Gifted with healing hands and a caregiving heart, Helen was born in Scotland to an altruist poet mother and a millwright father. In World War II, at the tender age of 12, Helen barely survived the Clydebank bombings that obliterated her town, killing thousands of friends and neighbours.
The crises continued as post-war Scotland suffered staggering loss of life from outbreaks of tubercular meningitis, diphtheria, and other contagious disease. It was during this time, and without hesitation, that Helen, just 17 years old, trained as a nurse and found her calling.
Helen’s nursing skills together with her intimate experience of war-time destruction, disease, and loss, resulted in a profound perspective on human suffering. For the rest of her life, Helen drew on this deep understanding to help patients and families.

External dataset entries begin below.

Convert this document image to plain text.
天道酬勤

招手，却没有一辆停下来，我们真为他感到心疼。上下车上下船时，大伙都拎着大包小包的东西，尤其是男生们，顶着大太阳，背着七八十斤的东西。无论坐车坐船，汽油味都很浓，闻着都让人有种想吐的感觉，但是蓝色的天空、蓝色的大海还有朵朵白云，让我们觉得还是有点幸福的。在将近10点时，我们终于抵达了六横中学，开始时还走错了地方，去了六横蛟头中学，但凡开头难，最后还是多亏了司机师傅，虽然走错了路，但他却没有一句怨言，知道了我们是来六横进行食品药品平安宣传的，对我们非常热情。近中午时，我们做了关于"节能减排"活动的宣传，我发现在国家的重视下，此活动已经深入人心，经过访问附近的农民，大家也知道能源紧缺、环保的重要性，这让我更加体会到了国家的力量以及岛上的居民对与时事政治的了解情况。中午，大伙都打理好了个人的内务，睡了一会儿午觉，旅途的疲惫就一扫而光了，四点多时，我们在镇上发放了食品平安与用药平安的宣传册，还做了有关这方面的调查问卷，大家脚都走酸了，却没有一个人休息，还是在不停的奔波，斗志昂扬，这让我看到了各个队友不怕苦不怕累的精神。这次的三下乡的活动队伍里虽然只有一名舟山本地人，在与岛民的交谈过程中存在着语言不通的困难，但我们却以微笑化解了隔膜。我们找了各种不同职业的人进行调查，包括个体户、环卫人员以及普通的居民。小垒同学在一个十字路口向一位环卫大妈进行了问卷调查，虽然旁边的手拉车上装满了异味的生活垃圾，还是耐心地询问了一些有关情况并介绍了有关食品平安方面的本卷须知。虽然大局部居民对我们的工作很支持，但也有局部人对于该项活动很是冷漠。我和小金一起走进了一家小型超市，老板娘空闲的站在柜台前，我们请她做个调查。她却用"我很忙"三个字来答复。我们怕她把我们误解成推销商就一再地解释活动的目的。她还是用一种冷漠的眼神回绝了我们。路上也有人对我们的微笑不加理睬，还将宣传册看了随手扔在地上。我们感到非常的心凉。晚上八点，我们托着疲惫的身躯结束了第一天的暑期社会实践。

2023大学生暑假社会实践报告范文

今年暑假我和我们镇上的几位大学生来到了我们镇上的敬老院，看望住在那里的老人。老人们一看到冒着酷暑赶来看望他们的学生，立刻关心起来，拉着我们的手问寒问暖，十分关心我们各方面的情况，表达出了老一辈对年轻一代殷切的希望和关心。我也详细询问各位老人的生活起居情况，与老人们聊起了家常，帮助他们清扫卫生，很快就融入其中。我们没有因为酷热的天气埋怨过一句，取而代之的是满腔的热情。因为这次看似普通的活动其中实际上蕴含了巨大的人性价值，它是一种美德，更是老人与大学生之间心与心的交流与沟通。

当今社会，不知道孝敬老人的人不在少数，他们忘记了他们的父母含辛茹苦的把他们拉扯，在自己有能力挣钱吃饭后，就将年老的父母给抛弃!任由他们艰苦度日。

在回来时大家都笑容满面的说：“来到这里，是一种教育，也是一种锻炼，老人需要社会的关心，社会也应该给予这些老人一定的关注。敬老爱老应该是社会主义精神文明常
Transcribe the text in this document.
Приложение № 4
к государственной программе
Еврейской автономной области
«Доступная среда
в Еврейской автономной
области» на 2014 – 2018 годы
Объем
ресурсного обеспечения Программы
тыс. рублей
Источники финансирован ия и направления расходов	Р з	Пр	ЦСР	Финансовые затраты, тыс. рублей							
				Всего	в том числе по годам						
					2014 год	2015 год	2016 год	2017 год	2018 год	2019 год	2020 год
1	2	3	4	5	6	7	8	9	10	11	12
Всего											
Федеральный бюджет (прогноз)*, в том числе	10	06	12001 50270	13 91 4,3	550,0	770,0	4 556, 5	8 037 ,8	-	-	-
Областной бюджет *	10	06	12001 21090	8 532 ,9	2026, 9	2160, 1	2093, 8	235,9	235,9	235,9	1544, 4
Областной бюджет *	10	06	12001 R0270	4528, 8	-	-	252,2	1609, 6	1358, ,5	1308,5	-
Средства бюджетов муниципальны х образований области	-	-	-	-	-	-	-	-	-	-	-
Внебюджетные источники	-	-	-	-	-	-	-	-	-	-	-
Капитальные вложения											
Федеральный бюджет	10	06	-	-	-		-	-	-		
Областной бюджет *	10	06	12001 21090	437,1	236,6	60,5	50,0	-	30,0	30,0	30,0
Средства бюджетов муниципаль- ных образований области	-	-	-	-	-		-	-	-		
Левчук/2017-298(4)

In 1974, Helen was invited to coordinate, as head nurse, Canada’s very first palliative care unit at St. Boniface Hospital, Winnipeg. She went on to expand her mastery of nursing with medical social work, sharing her knowledge and gifts at other palliative units in Western Canada. As senior author, she shared her wisdom in the book, “Social Work Services as a Component of Palliative Care with Terminal Cancer Patients”.
Despite such busy days, Helen, together with Walter, her bag-pipe-playing engineer husband, raised four happy, healthy children in a home full of music, laughter, and poetry.
Helen always said she would die with her boots on. True to her words, she never stopped advocating for those who suffered. In retirement, she was invited to join a specialized clinic in Vancouver treating patients with unremitting pain.
For decades, cards of gratitude from patients and families covered the mantelpiece of her home, testament to the positive impact Helen had on the lives of so many.
Just a year before her death, Helen published, a passionate plea to revive the medical art of care in her book, “Stay, Breathe with Me: The Gift of Compassionate Medicine”. The IAHPC (International Association for Hospice and Palliative Care), named it a book of the month, calling it remarkable, with little pearls of sound clinical wisdom on just about every page that showed what palliative care is really all about.
The theme of Helen’s life and work was to bring compassionate medicine to all those in need, a message that is more important than ever.
The family would like to thank Dr. Kiraninder Lamba for his unfailing dedication and person-centred care, as well as his wonderful staff.
Donations to the Children’s Wish Foundation.